They call him the King in the Kop, and it would seem fitting at times this season, though rarely for the right reasons. As outdated as his title, Liverpool’s manager demonstrated his shortcomings once more for all to see, except those that follow him blindly into another season of mid-table obscurity, as he inspired his side all the way to a rather dispirited and shambolic display against Martin O’Neil’s Sunderland, resulting in a 1-0 loss. The King is losing his power to deliver, and whilst last month's Carling Cup triumph offered a brief respite, a little taste of what it feels like to take out a piece of silverware once more, it will be long forgotten in the analysis and fall out of another poor season for a club of Liverpool’s standing and resources.
Last week’s loss to Sunderland leaves Liverpool a massive 10 points off Champions League qualification, and five behind Newcastle, meaning that Liverpool could be set to miss out on European football altogether for the second year in a row, and one must wonder when the excuses are going to run out for Liverpool’s legendary icon. More than 12 months into the job, this is very much a squad that Kenny Dalglish can call his own. While last season, he might have got away with suggesting that he hadn’t completely stamped his own mark on a squad he inherited from Roy Hodgson, he certainly couldn’t say the same this year with additions of Stewart Downing, Jordan Henderson, Craig Bellamy, Charlie Adam, Sebastian Coates and of course Andy Carroll and Luis Suarez last season.

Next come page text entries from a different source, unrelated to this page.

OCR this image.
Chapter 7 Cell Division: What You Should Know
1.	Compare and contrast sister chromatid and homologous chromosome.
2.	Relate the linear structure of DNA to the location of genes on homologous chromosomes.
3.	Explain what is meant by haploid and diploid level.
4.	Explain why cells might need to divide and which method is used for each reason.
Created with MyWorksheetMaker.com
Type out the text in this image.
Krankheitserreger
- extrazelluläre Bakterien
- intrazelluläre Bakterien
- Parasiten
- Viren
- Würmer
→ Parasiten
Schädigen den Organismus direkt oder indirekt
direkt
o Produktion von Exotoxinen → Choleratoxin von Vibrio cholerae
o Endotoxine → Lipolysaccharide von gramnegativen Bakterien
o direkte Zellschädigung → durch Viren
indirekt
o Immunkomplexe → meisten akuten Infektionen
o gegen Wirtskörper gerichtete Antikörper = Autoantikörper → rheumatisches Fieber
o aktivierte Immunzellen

It’s funny to think then that Dalglish still gets the benefit of the doubt, where his predecessor got none. Roy Hodgson inherited a poor, broken Liverpool squad in times of financial uncertainty and a turbulent period for the club which eventually saw a change in ownership, but he was never offered the same chance to build a side as Dalglish has. Whilst Hodgson has gone onto show the improvement he can bring to the club over a longer period of time with West Brom, Kenny Dalglish has brought very little, if any, improvement from the Liverpool side he took over back in January last year in terms of league performance.
It is a dangerous game when sentimentality begins to dictate a club’s direction, and it can be very legitimately argued that such blind devotion to Kenny Dalglish is doing the club more harm than good. In the transfer market, it would be hard to suggest that Dalglish has done little else than waste vast sums of money on overrated talent. Steward Downing still, somewhat amazingly, has not racked up a single goal or assist in the Premier League this season, Charlie Adam blows hot and cold, Jordan Henderson is largely anonymous in the Liverpool midfield whilst Andy Carroll remains hopeless in front of goal. Even Craig Bellamy and Luis Suarez, probably his best purchases in the transfer market, are woefully inconsistent; with the latter seeming more trouble than he is worth at times.

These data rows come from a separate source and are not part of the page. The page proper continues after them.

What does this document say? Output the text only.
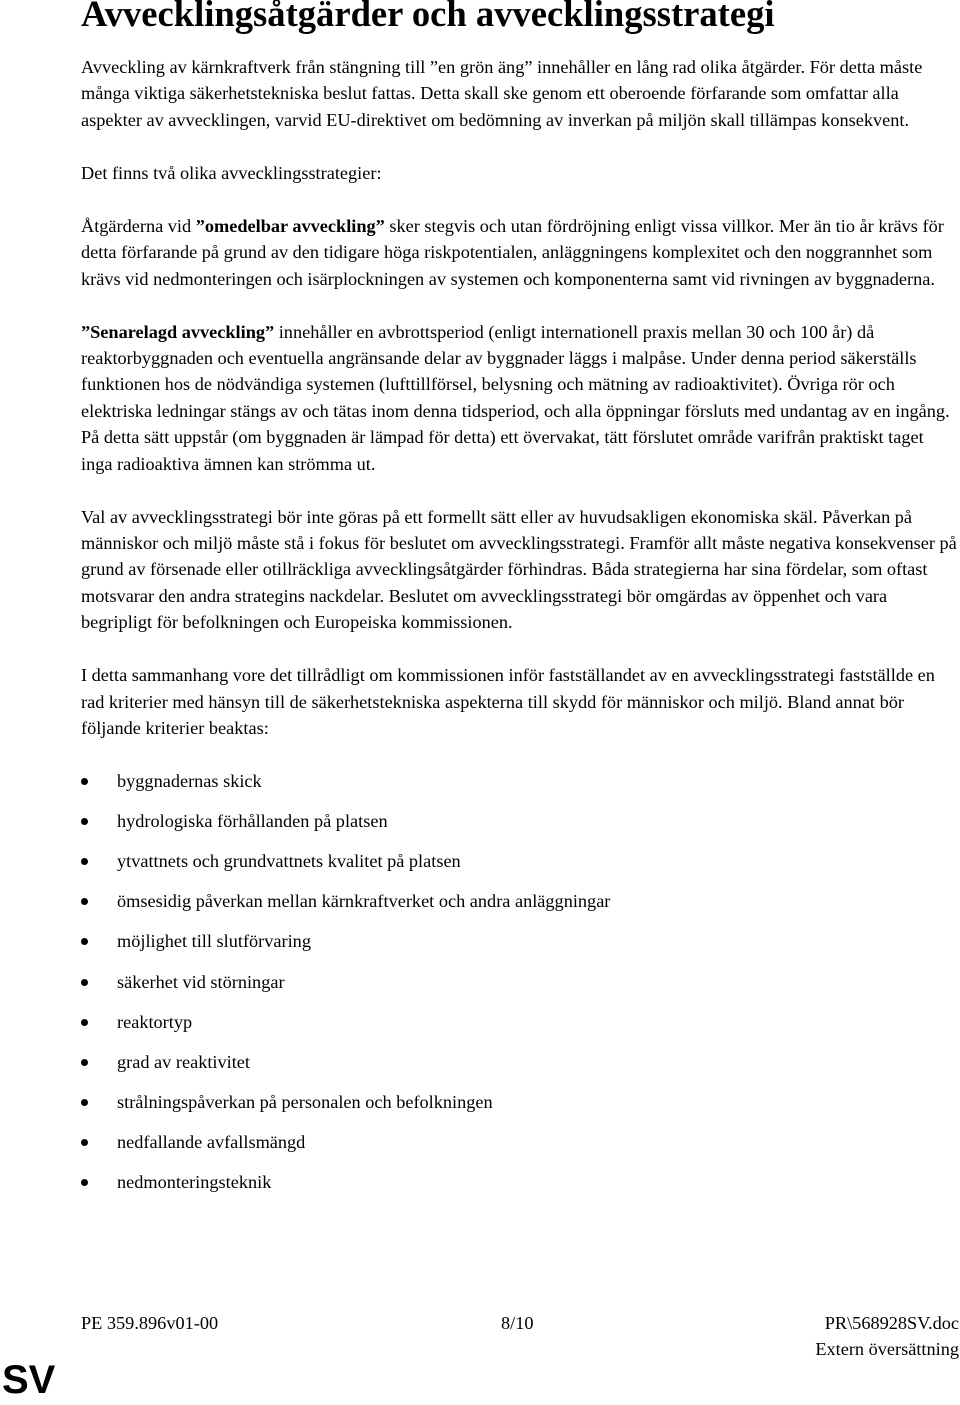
Avvecklingsåtgärder och avvecklingsstrategi

Avveckling av kärnkraftverk från stängning till ”en grön äng” innehåller en lång rad olika åtgärder. För detta måste många viktiga säkerhetstekniska beslut fattas. Detta skall ske genom ett oberoende förfarande som omfattar alla aspekter av avvecklingen, varvid EU-direktivet om bedömning av inverkan på miljön skall tillämpas konsekvent.

Det finns två olika avvecklingsstrategier:

Åtgärderna vid ”omedelbar avveckling” sker stegvis och utan fördröjning enligt vissa villkor. Mer än tio år krävs för detta förfarande på grund av den tidigare höga riskpotentialen, anläggningens komplexitet och den noggrannhet som krävs vid nedmonteringen och isärplockningen av systemen och komponenterna samt vid rivningen av byggnaderna.

”Senarelagd avveckling” innehåller en avbrottsperiod (enligt internationell praxis mellan 30 och 100 år) då reaktorbyggnaden och eventuella angränsande delar av byggnader läggs i malpåse. Under denna period säkerställs funktionen hos de nödvändiga systemen (lufttillförsel, belysning och mätning av radioaktivitet). Övriga rör och elektriska ledningar stängs av och tätas inom denna tidsperiod, och alla öppningar försluts med undantag av en ingång. På detta sätt uppstår (om byggnaden är lämpad för detta) ett övervakat, tätt förslutet område varifrån praktiskt taget inga radioaktiva ämnen kan strömma ut.

Val av avvecklingsstrategi bör inte göras på ett formellt sätt eller av huvudsakligen ekonomiska skäl. Påverkan på människor och miljö måste stå i fokus för beslutet om avvecklingsstrategi. Framför allt måste negativa konsekvenser på grund av försenade eller otillräckliga avvecklingsåtgärder förhindras. Båda strategierna har sina fördelar, som oftast motsvarar den andra strategins nackdelar. Beslutet om avvecklingsstrategi bör omgärdas av öppenhet och vara begripligt för befolkningen och Europeiska kommissionen.

I detta sammanhang vore det tillrådligt om kommissionen inför fastställandet av en avvecklingsstrategi fastställde en rad kriterier med hänsyn till de säkerhetstekniska aspekterna till skydd för människor och miljö. Bland annat bör följande kriterier beaktas:

byggnadernas skick
hydrologiska förhållanden på platsen
ytvattnets och grundvattnets kvalitet på platsen
ömsesidig påverkan mellan kärnkraftverket och andra anläggningar
möjlighet till slutförvaring
säkerhet vid störningar
reaktortyp
grad av reaktivitet
strålningspåverkan på personalen och befolkningen
nedfallande avfallsmängd
nedmonteringsteknik
PE 359.896v01-00	8/10	PR\568928SV.doc
Extern översättning
SV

On the field, Liverpool have seemed a disorganized unit, and it would seem at times that not even Dalglish is entirely sure what his best side is. There is no doubting that when it comes to the crunch games, Liverpool remain a force that on their day can match anyone in terms of desire, grit and quality, but it says a lot for their tactical approach, or lack thereof, that they are constantly undone by clubs in games that seem to carry less emotional importance to the players and perhaps the manager. In the Premier League, Sunderland, Norwich, Swansea, Blackburn, Stoke and all of the top four; Manchester United, Manchester City, Tottenham and most recently Arsenal, have all gone to Anfield and taken points away, most of whom have managed as much by frustrating Liverpool, simply by being organized and compact, speaking volumes of Dalglish’s tactical ineptitude.

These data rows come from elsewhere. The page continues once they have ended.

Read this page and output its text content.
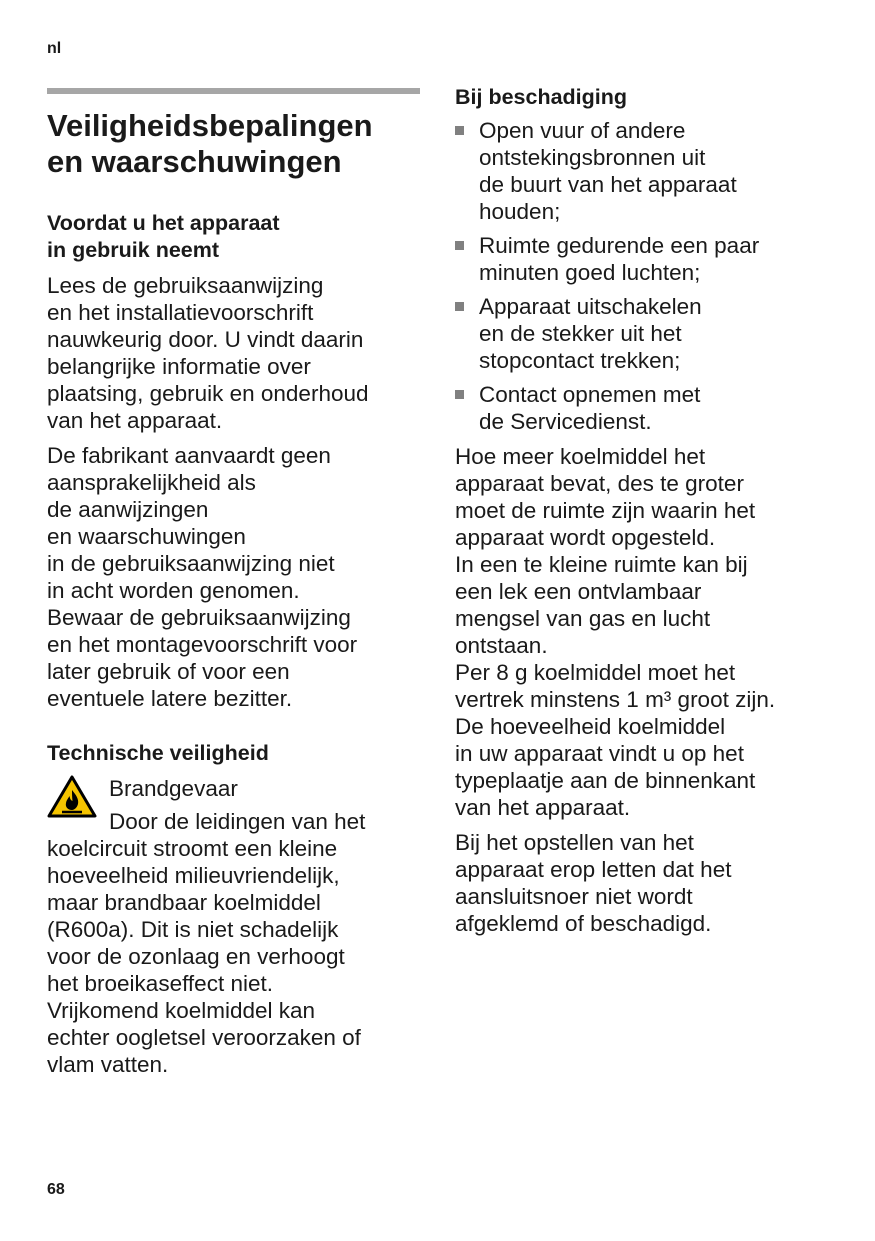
nl
Veiligheidsbepalingen
en waarschuwingen
Voordat u het apparaat
in gebruik neemt

Lees de gebruiksaanwijzing
en het installatievoorschrift
nauwkeurig door. U vindt daarin
belangrijke informatie over
plaatsing, gebruik en onderhoud
van het apparaat.

De fabrikant aanvaardt geen
aansprakelijkheid als
de aanwijzingen
en waarschuwingen
in de gebruiksaanwijzing niet
in acht worden genomen.
Bewaar de gebruiksaanwijzing
en het montagevoorschrift voor
later gebruik of voor een
eventuele latere bezitter.

Technische veiligheid
Brandgevaar
Door de leidingen van het
koelcircuit stroomt een kleine
hoeveelheid milieuvriendelijk,
maar brandbaar koelmiddel
(R600a). Dit is niet schadelijk
voor de ozonlaag en verhoogt
het broeikaseffect niet.
Vrijkomend koelmiddel kan
echter oogletsel veroorzaken of
vlam vatten.
Bij beschadiging
Open vuur of andere
ontstekingsbronnen uit
de buurt van het apparaat
houden;
Ruimte gedurende een paar
minuten goed luchten;
Apparaat uitschakelen
en de stekker uit het
stopcontact trekken;
Contact opnemen met
de Servicedienst.

Hoe meer koelmiddel het
apparaat bevat, des te groter
moet de ruimte zijn waarin het
apparaat wordt opgesteld.
In een te kleine ruimte kan bij
een lek een ontvlambaar
mengsel van gas en lucht
ontstaan.
Per 8 g koelmiddel moet het
vertrek minstens 1 m³ groot zijn.
De hoeveelheid koelmiddel
in uw apparaat vindt u op het
typeplaatje aan de binnenkant
van het apparaat.

Bij het opstellen van het
apparaat erop letten dat het
aansluitsnoer niet wordt
afgeklemd of beschadigd.

68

After the Carling Cup triumph, some pundits and ex-players, such as ex-Liverpool striker Howard Gayle, have stated that Dalglish has Liverpool back to playing, “the Liverpool way”. Frankly, even for the most devout Liverpool supporters, that would seem a statement quite hard to agree with. Bringing back some silverware to the long suffering Anfield trophy-cabinet is a fantastic achievement, and one Liverpool, Dalglish and his players would do well to celebrate for so many reasons, but the most ominous of those is this:
If King Kenny is allowed to continue to get away with delivering mediocrity, it could be the last piece of silverware they celebrate in some time.